Substitute $3328.5\text{kW}$ for ${\dot{W}}_{\text{pump}}$ and $80\%$ for ${\eta }_{\text{pump}}$ in Equation (VIII).

  $\begin{array}{l}80\%=\frac{3328.5\text{kW}}{{\dot{W}}_{\text{electric}}}\\ \left(80\%\right)\left[\frac{{10}^{-2}}{1\%}\right]=\frac{3328.5\text{kW}}{{\dot{W}}_{\text{electric}}}\\ {\dot{W}}_{\text{electric}}=4160.62\text{kW}\end{array}$

Conclusion:

The electric power consumption of the system for pumping is $4160.62\text{kW}$.

To determine

(b)

The daily cost of the power consumption of the system.

Answer to Problem 93P

The daily cost of the power consumption of the system is $\$5991.2928{\text{day}}^{-1}$.

Explanation of Solution

Calculation:

The unit cost of the electricity is $\$0.06{\text{kWh}}^{-1}$.

Write the expression for the amount of daily cost of the power consumption.

  $A=ct{\dot{W}}_{\text{electric}}$........... (IX)

Here, amount of daily cost of the power consumption is $A$, unit cost is $c$ and time is $t$.

Substitute $\$0.06{\text{kWh}}^{-1}$ for $c$, $4160.62\text{kW}$ for ${\dot{W}}_{\text{electric}}$ and $24\text{hr}/\text{day}$ for $t$ in Equation (IX).

  $\begin{array}{c}A=\left(\$0.06{\text{kWh}}^{-1}\right)\left(24\text{hr}/\text{day}\right)\left(4160.62\text{kW}\right)\\ =\$5991.2928{\text{day}}^{-1}\end{array}$

Conclusion:

The daily cost of the power consumption of the system is $\$5991.2928{\text{day}}^{-1}$.

To determine

(c)

The frictional heating during flow will make up drop in temperature or not.

Answer to Problem 93P

The frictional heating during flow will make up drop in temperature.

Explanation of Solution

Given information:

The drop-in temperature of geothermal water during flow is $0.5°\text{C}$.

Write the expression for the rise in temperature of geothermal water.

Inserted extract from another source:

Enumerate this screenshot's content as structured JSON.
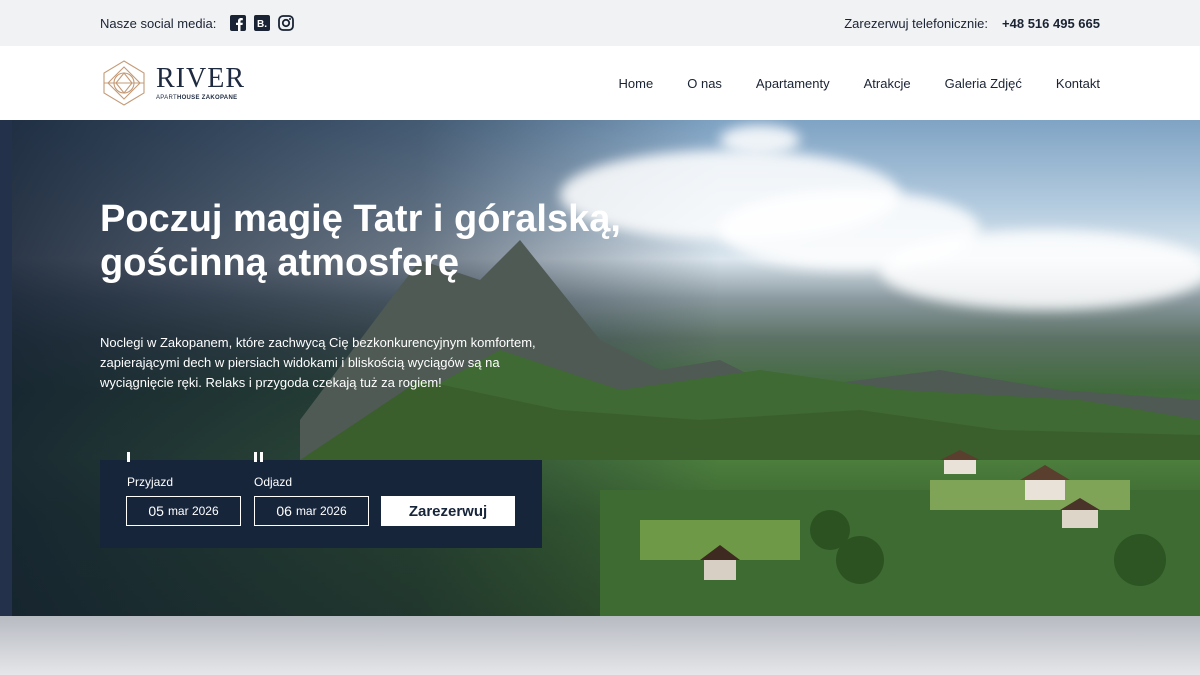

  ${\dot{W}}_{\text{pump}}=\rho \dot{Q}{C}_P\Delta T$........... (X)

Here, rise in temperature of geothermal water during flow is $\Delta T$.

Calculation:

Substitute $950.6\text{kg}/{\text{m}}^{\text{3}}$ for $\rho$, $3328.5\text{kW}$ for ${\dot{W}}_{\text{pump}}$, $1.5{\text{m}}^{\text{3}}/\text{s}$ for $\dot{Q}$ and $4.229\text{kJ}/\text{kg}\cdot °\text{C}$ for $C_P$ in Equation (X).

  $\begin{array}{l}3328.5\text{kW}=\left(950.6\text{kg}/{\text{m}}^{\text{3}}\right)\left(1.5{\text{m}}^{\text{3}}/\text{s}\right)\left(4.229\text{kJ}/\text{kg}\cdot °\text{C}\right)\Delta T\\ \left(3328.5\text{kW}\right)\left[\frac{1\text{kJ}/\text{s}}{1\text{kW}}\right]=\left(950.6\text{kg}/{\text{m}}^{\text{3}}\right)\left(1.5{\text{m}}^{\text{3}}/\text{s}\right)\left(4.229\text{kJ}/\text{kg}\cdot °\text{C}\right)\Delta T\\ \Delta T=0.5519°\text{C}\end{array}$

Since, rise in temperature of geothermal water due to frictional heating is greater than the drop in temperature of geothermal water during flow, therefore the frictional heating during flow will make up drop in temperature.

Conclusion:

The frictional heating during flow will make up drop in temperature.